流れ星に思いを馳せて【#ガーデン・ドール】

6月15日。
その日、ガーデンにいたマギアビーストの討伐が確認された。

ガーデンからの通達により、ぼくたちは避難所からすぐさま移動することになった。
これはその時の一幕。

「ロベルトさんー、いきましょうかー」

ぼく、ヒマノ・リードバックは花の入った花瓶を抱えて移動する。
ロベルトさんが寮から持ち出したものはあまりにも多く、一人では大変そうだと思ったからだ。

「…ええ、参りましょう」

荷物をまとめ、もはや仮面でしか判別できないくらいに荷物を抱えたロベルトさんと共に
避難所としていた美術館を出る。

…いくらか歩いた頃。
ふと空を見上げるといつからか欠けるようになった月の隣を、光るものが駆け抜けていった。

「…ロベルトさん、空を見てください」
「なんでしょうか…おや。」

通知を確認する。流れ星が観測されるようになった。

「これが…流れ星というやつですか」
「グロウ先生が、見たいと仰っていた……」

ロベルトは空を見上げて立ち尽くす。上下に歪んだ仮面の口から、ぽつりと言葉が漏れた。

「どうして、今なんですか。どうして、今更……」

グロウ先生が来た時、ガーデンから通達されたミッションの中に流れ星を探そうというものがあった。
ぼくは特に実行に移す機会がなかったので気にしていなかったが、
このタイミングで流れるようになったということは…

「元々は流れ星なんてなくて、マギアビーストが討伐されたことにより概念が生まれた…
そう、海や月の満ち欠けのように。

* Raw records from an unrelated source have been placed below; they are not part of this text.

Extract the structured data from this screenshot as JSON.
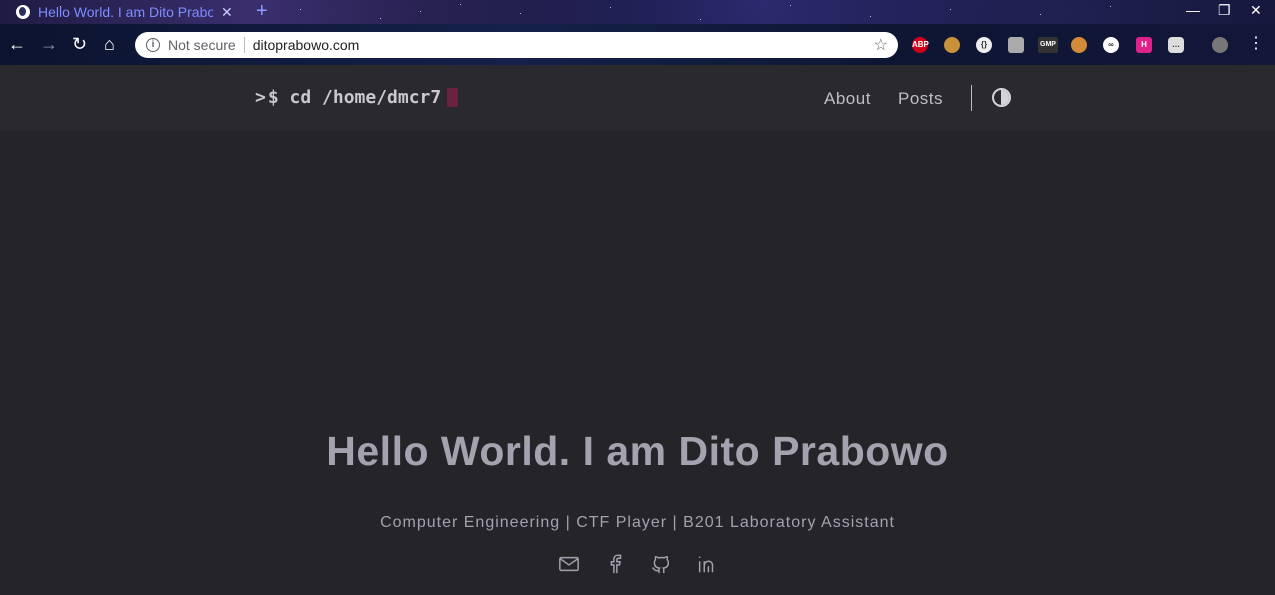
{
  "browser": {
    "tab_title": "Hello World. I am Dito Prabowo",
    "tab_close": "✕",
    "new_tab": "+",
    "security_label": "Not secure",
    "url": "ditoprabowo.com",
    "extensions": [
      "ABP",
      "cookie",
      "json",
      "ext",
      "GMP",
      "cookie2",
      "link",
      "H",
      "chat",
      "avatar"
    ]
  },
  "site": {
    "logo_prompt": ">",
    "logo_text": "$ cd /home/dmcr7",
    "nav": [
      {
        "label": "About"
      },
      {
        "label": "Posts"
      }
    ],
    "theme_toggle_icon": "contrast-icon"
  },
  "hero": {
    "title": "Hello World. I am Dito Prabowo",
    "subtitle": "Computer Engineering | CTF Player | B201 Laboratory Assistant",
    "socials": [
      "mail-icon",
      "facebook-icon",
      "github-icon",
      "linkedin-icon"
    ]
  },
  "colors": {
    "page_bg": "#252429",
    "header_bg": "#2a292e",
    "text": "#a3a2ae",
    "cursor": "#6b2140",
    "tab_text": "#7d8cff"
  }
}
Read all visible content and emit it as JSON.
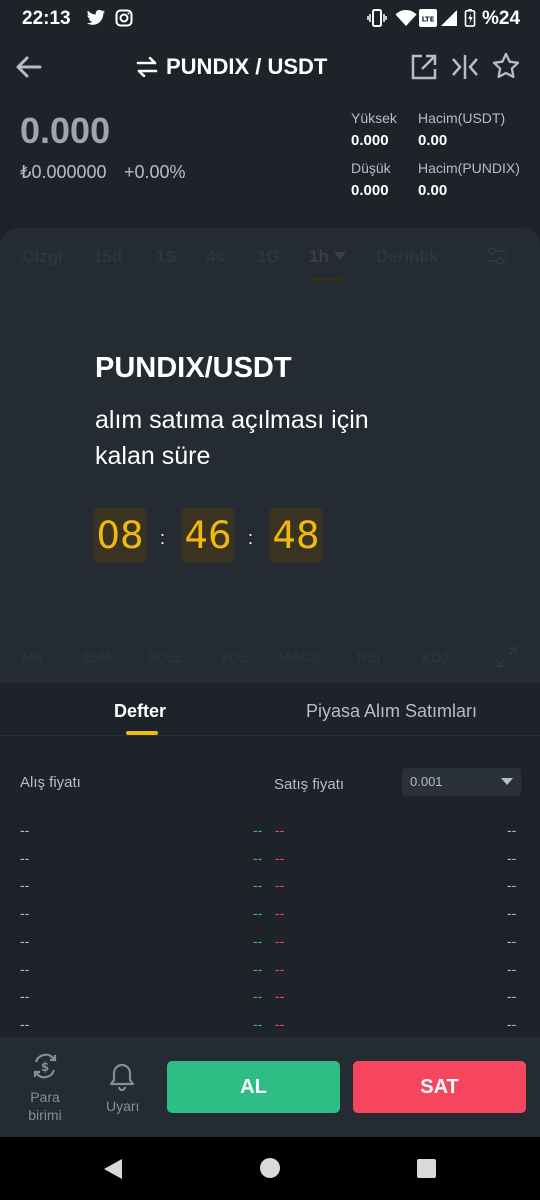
{
  "status_bar": {
    "time": "22:13",
    "battery": "%24"
  },
  "header": {
    "pair_title": "PUNDIX / USDT"
  },
  "price": {
    "main": "0.000",
    "try_value": "₺0.000000",
    "change": "+0.00%"
  },
  "stats": {
    "high_label": "Yüksek",
    "high_value": "0.000",
    "low_label": "Düşük",
    "low_value": "0.000",
    "vol_usdt_label": "Hacim(USDT)",
    "vol_usdt_value": "0.00",
    "vol_pundix_label": "Hacim(PUNDIX)",
    "vol_pundix_value": "0.00"
  },
  "timeframes": [
    "Çizgi",
    "15d",
    "1S",
    "4s",
    "1G",
    "1h",
    "Derinlik"
  ],
  "overlay": {
    "title": "PUNDIX/USDT",
    "subtitle": "alım satıma açılması için kalan süre",
    "countdown": {
      "hours": "08",
      "minutes": "46",
      "seconds": "48",
      "separator": ":"
    }
  },
  "indicators": [
    "MA",
    "EMA",
    "BOLL",
    "VOL",
    "MACD",
    "RSI",
    "KDJ"
  ],
  "tabs": {
    "book": "Defter",
    "trades": "Piyasa Alım Satımları"
  },
  "orderbook": {
    "bid_label": "Alış fiyatı",
    "ask_label": "Satış fiyatı",
    "precision": "0.001",
    "rows": [
      {
        "bid": "--",
        "bid_mark": "--",
        "ask_mark": "--",
        "ask": "--"
      },
      {
        "bid": "--",
        "bid_mark": "--",
        "ask_mark": "--",
        "ask": "--"
      },
      {
        "bid": "--",
        "bid_mark": "--",
        "ask_mark": "--",
        "ask": "--"
      },
      {
        "bid": "--",
        "bid_mark": "--",
        "ask_mark": "--",
        "ask": "--"
      },
      {
        "bid": "--",
        "bid_mark": "--",
        "ask_mark": "--",
        "ask": "--"
      },
      {
        "bid": "--",
        "bid_mark": "--",
        "ask_mark": "--",
        "ask": "--"
      },
      {
        "bid": "--",
        "bid_mark": "--",
        "ask_mark": "--",
        "ask": "--"
      },
      {
        "bid": "--",
        "bid_mark": "--",
        "ask_mark": "--",
        "ask": "--"
      }
    ]
  },
  "bottom_bar": {
    "currency_label": "Para birimi",
    "alert_label": "Uyarı",
    "buy_label": "AL",
    "sell_label": "SAT"
  },
  "colors": {
    "accent": "#f0b90b",
    "buy": "#2ebd85",
    "sell": "#f6465d",
    "background": "#1e2329"
  }
}
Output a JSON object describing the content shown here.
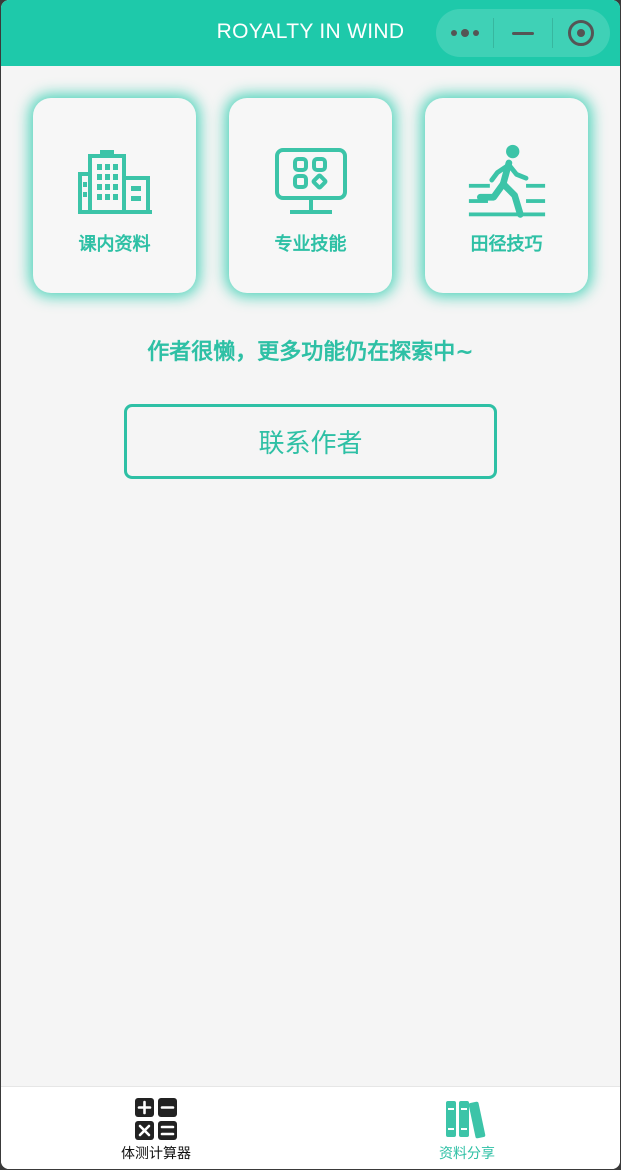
{
  "header": {
    "title": "ROYALTY IN WIND",
    "more_icon": "more-dots-icon",
    "minimize_icon": "minimize-icon",
    "close_icon": "target-close-icon"
  },
  "cards": [
    {
      "label": "课内资料",
      "icon": "building-icon"
    },
    {
      "label": "专业技能",
      "icon": "monitor-apps-icon"
    },
    {
      "label": "田径技巧",
      "icon": "running-person-icon"
    }
  ],
  "notice": "作者很懒，更多功能仍在探索中~",
  "contact_button": "联系作者",
  "tabbar": {
    "items": [
      {
        "label": "体测计算器",
        "icon": "calculator-icon",
        "active": false
      },
      {
        "label": "资料分享",
        "icon": "books-icon",
        "active": true
      }
    ]
  },
  "colors": {
    "accent": "#1ec9aa",
    "text_accent": "#2ec0a5",
    "background": "#f5f5f5"
  }
}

そういうことですか」

マギアビーストを討伐することにより箱庭に新たな現象が起きることがある。
月の満ち欠けに、海の出現。…今回の流れ星もそのパターンのようだ。

「なるほど?…ということは見えもしない流れ星を探すことをミッションとしていたわけですか。ガーデンは」

まったく…いつものことながら趣味が悪い。
どうしていつもそうなのか。
…いやまあそういうものと思っておくしかないだろう。
ガーデンの意図なんてぼくらドールがわかるわけもない、今のところは。

「しかし綺麗なものですねー。…アルスさんが見たらどう思ったのでしょうねー」
「……どうでしょう」

案外、食べ物でもないからどうでもいい、と思っていたのかもしれない。
ロメリアさんはどうだろう?
…まあ、わからないか。
そして...思い出してしまう。今までのマギアビーストについても。

「…今回のマギアビーストもそうですが、ぼくたちは倒すことでしか止める手段が存在しない、それがどんなに辛くても。苦しくても…どうしてここはこんな感じなんでしょうね。」
「……」

この世界はあまりにも理不尽で、不可逆で。どうしようもなくて。
それでも。

「だからこそ知りたい…ぼくの持てる手段をすべて使ってでも。」

ぼくは改めて決意した。マギアビーストとは何なのか、どうしてここに生まれてくるのか。それを知ることが何かにつながると信じて。

「…足を止めてしまってすいません。帰りましょうか」
「いえ、ありがとうございます。丁度いい休憩になりました」

そういって再び歩き始める。
その表情は…どこか寂しげだった。